Mas, há mudanças acontecendo, há pessoas envolvidas com a melhoria da cidade e dos espaços públicos. Há empresários que investem recursos pessoais para plantar árvores em praças. Há comerciantes que cuidam das calçadas. Há uma nova geração de arquitetos e urbanistas e gestores públicos que se preocupam com a qualidade de vida na cidade, com a possibilidade de andar a pé e aproveitar a rua.
Em algum momento na sua longa história, Londres já teve lama nas ruas, e os pedestres morriam de medo dos carros, o cheiro do Tâmisa era insuportável e a poluição matou mais de 4 mil pessoas no grande smog de 1952. Ou seja, tudo mudou por lá, graças à vontade muitos, desde os que andam nas ruas por falta de opção, mas principalmente graças à vontade dos que acreditam que andar de metrô e ônibus e a pé é o único jeito de uma cidade funcionar – quando todos podem se locomover juntos.
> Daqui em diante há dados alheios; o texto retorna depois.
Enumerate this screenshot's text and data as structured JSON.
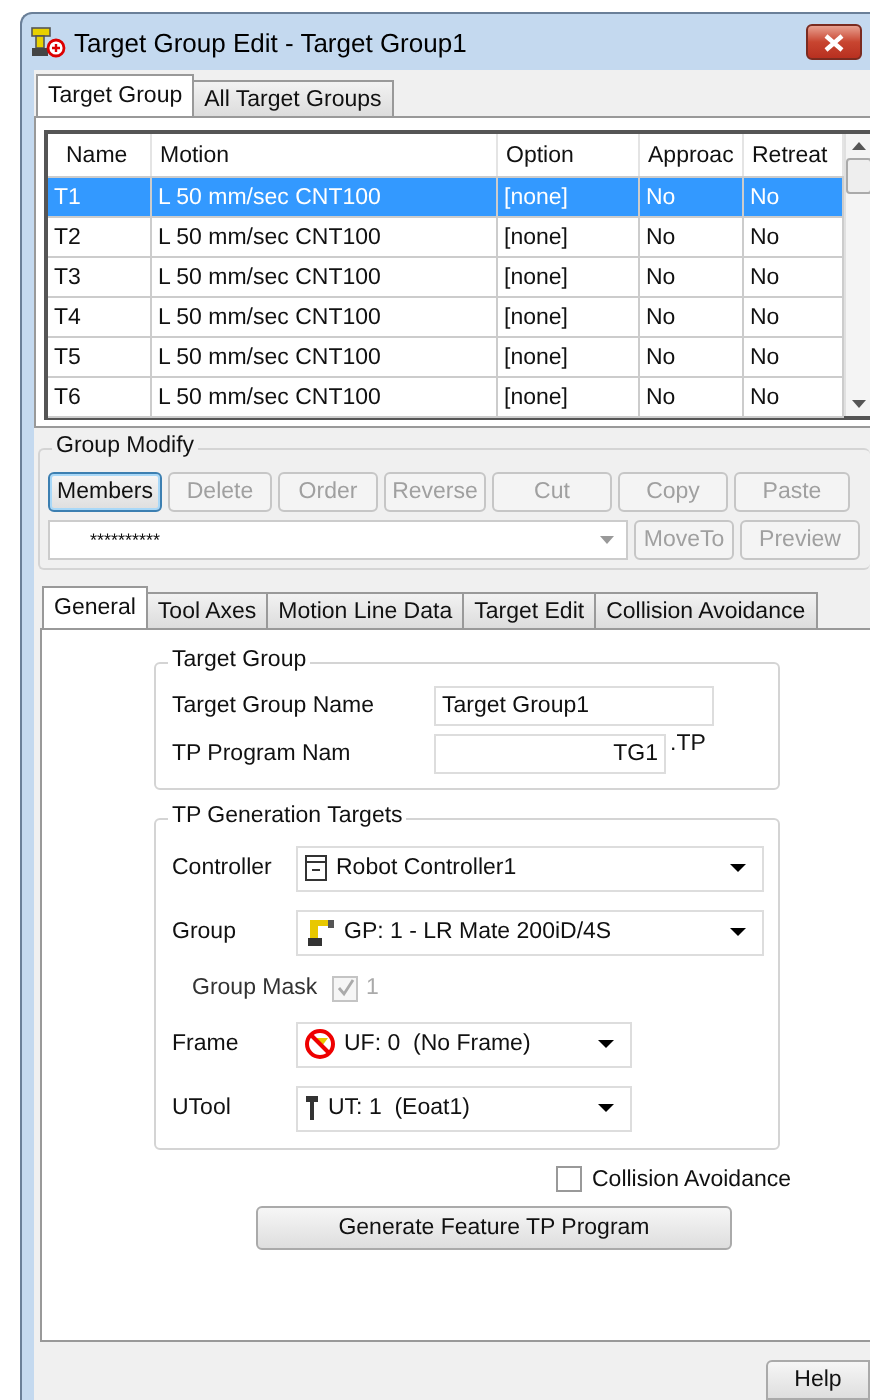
{
  "window": {
    "title": "Target Group Edit - Target Group1"
  },
  "tabs": [
    {
      "label": "Target Group",
      "selected": true
    },
    {
      "label": "All Target Groups",
      "selected": false
    }
  ],
  "table": {
    "columns": [
      "Name",
      "Motion",
      "Option",
      "Approac",
      "Retreat"
    ],
    "rows": [
      {
        "cells": [
          "T1",
          "L 50 mm/sec CNT100",
          "[none]",
          "No",
          "No"
        ],
        "selected": true
      },
      {
        "cells": [
          "T2",
          "L 50 mm/sec CNT100",
          "[none]",
          "No",
          "No"
        ],
        "selected": false
      },
      {
        "cells": [
          "T3",
          "L 50 mm/sec CNT100",
          "[none]",
          "No",
          "No"
        ],
        "selected": false
      },
      {
        "cells": [
          "T4",
          "L 50 mm/sec CNT100",
          "[none]",
          "No",
          "No"
        ],
        "selected": false
      },
      {
        "cells": [
          "T5",
          "L 50 mm/sec CNT100",
          "[none]",
          "No",
          "No"
        ],
        "selected": false
      },
      {
        "cells": [
          "T6",
          "L 50 mm/sec CNT100",
          "[none]",
          "No",
          "No"
        ],
        "selected": false
      }
    ]
  },
  "group_modify": {
    "title": "Group Modify",
    "buttons": [
      {
        "label": "Members",
        "disabled": false
      },
      {
        "label": "Delete",
        "disabled": true
      },
      {
        "label": "Order",
        "disabled": true
      },
      {
        "label": "Reverse",
        "disabled": true
      },
      {
        "label": "Cut",
        "disabled": true
      },
      {
        "label": "Copy",
        "disabled": true
      },
      {
        "label": "Paste",
        "disabled": true
      }
    ],
    "dropdown": {
      "value": "**********"
    },
    "buttons_2": [
      {
        "label": "MoveTo",
        "disabled": true
      },
      {
        "label": "Preview",
        "disabled": true
      }
    ]
  },
  "detail_tabs": [
    {
      "label": "General",
      "selected": true
    },
    {
      "label": "Tool Axes",
      "selected": false
    },
    {
      "label": "Motion Line Data",
      "selected": false
    },
    {
      "label": "Target Edit",
      "selected": false
    },
    {
      "label": "Collision Avoidance",
      "selected": false
    }
  ],
  "target_group": {
    "title": "Target Group",
    "name_label": "Target Group Name",
    "name_value": "Target Group1",
    "program_label": "TP Program Nam",
    "program_value": "TG1",
    "program_suffix": ".TP"
  },
  "tp_generation": {
    "title": "TP Generation Targets",
    "rows": [
      {
        "kind": "select",
        "label": "Controller",
        "value": "Robot Controller1"
      },
      {
        "kind": "select",
        "label": "Group",
        "value": "GP: 1 - LR Mate 200iD/4S"
      },
      {
        "kind": "checkbox",
        "label": "Group Mask",
        "text": "1",
        "checked": true,
        "disabled": true
      },
      {
        "kind": "select",
        "label": "Frame",
        "value": "UF: 0  (No Frame)"
      },
      {
        "kind": "select",
        "label": "UTool",
        "value": "UT: 1  (Eoat1)"
      }
    ]
  },
  "collision_avoidance": {
    "label": "Collision Avoidance",
    "checked": false
  },
  "generate_button": "Generate Feature TP Program",
  "help_button": "Help"
}
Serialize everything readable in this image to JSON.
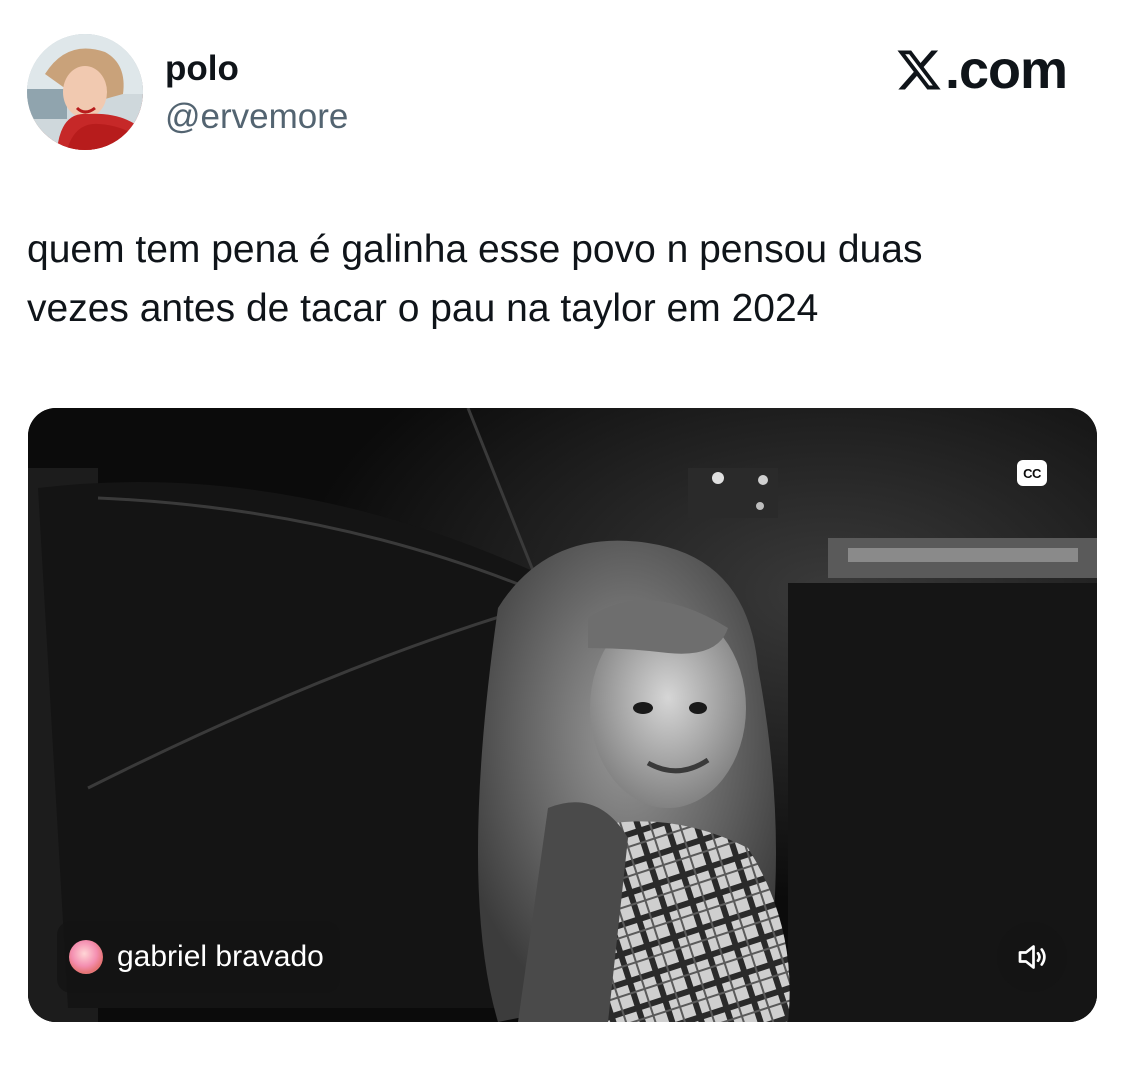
{
  "author": {
    "display_name": "polo",
    "handle": "@ervemore",
    "avatar_icon": "profile-photo"
  },
  "brand": {
    "text": ".com",
    "logo_icon": "x-logo-icon"
  },
  "tweet": {
    "text": "quem tem pena é galinha esse povo n pensou duas\nvezes antes de tacar o pau na taylor em 2024"
  },
  "media": {
    "type": "video",
    "cc_label": "CC",
    "attribution_name": "gabriel bravado",
    "volume_icon": "volume-icon"
  },
  "colors": {
    "text_primary": "#0f1419",
    "text_secondary": "#536471",
    "overlay_bg": "#141414"
  }
}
Torço para que o Washington Olivetto também ande muito em São Paulo e tenha uma boa experiência em nossas ruas. Torço também para que o prefeito João Doria caminhe por São Paulo. Só quem adota o ponto de vista do pedestre vai conseguir liderar a transição para uma cidade caminhável, com bom transporte público, alinhada com o que está acontecendo fora daqui.
Quem sabe não haverá um dia em que políticos, juízes, secretários, empresários, advogados, costureiras, engenheiros da CET, pedreiros, profissionais liberais, professores, estudantes, publicitários, empregadas domésticas, vendedores e porteiros se encontrem na mesma calçada, no mesmo vagão do metrô?
E que todos possam chegar com segurança e algum prazer aos seus destinos, exatamente como se estivessem em Nova York, Londres ou Paris?